Risks and limitations
Despite being a milestone, Sora 2 is not free of risks. In complex scenes, errors such as distortions, spatial glitches, or incoherent narratives can still appear. Content is restricted by safety filters, limiting use in sensitive contexts. The model may still struggle with certain physical relationships or lose consistency in complex multi-subject interactions.
The cameo feature, while verified, raises challenges around digital identity and content manipulation. These advancements add to growing concerns over how AI impacts our critical perception of reality.
The potential for misuse—manipulation, impersonation, or the creation of fake news—rises sharply if models like this are deployed without oversight. While OpenAI enforces restrictions, much depends on the developer ecosystem and how end users employ the technology.
Additionally, full details about the model’s training and inner workings remain opaque, as noted in the technical summary.

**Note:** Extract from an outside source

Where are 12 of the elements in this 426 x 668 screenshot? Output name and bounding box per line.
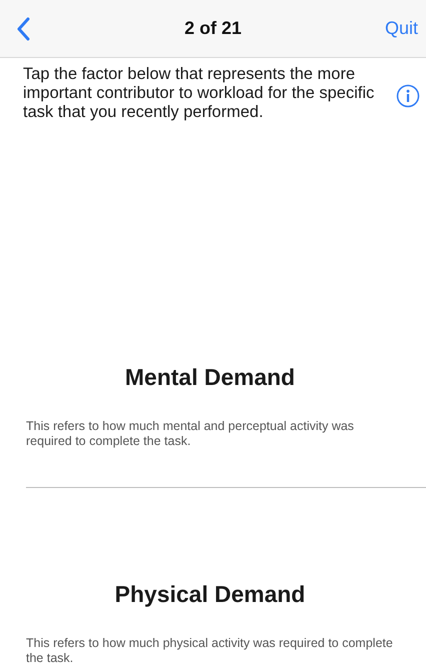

What the audiovisual future looks like
Sora 2 is more than just a technological breakthrough: it marks the beginning of a new stage in audiovisual creation. AI-generated content is no longer experimental but a practical tool capable of replacing part of traditional creative work. Brands that adopt it will be able to scale content faster, with more personalization and efficiency than ever.
We are at an inflection point: what once required a full production team can now be done with a clear idea, a prompt, and a tool like Sora 2. The shift is no longer imminent—it’s already happening.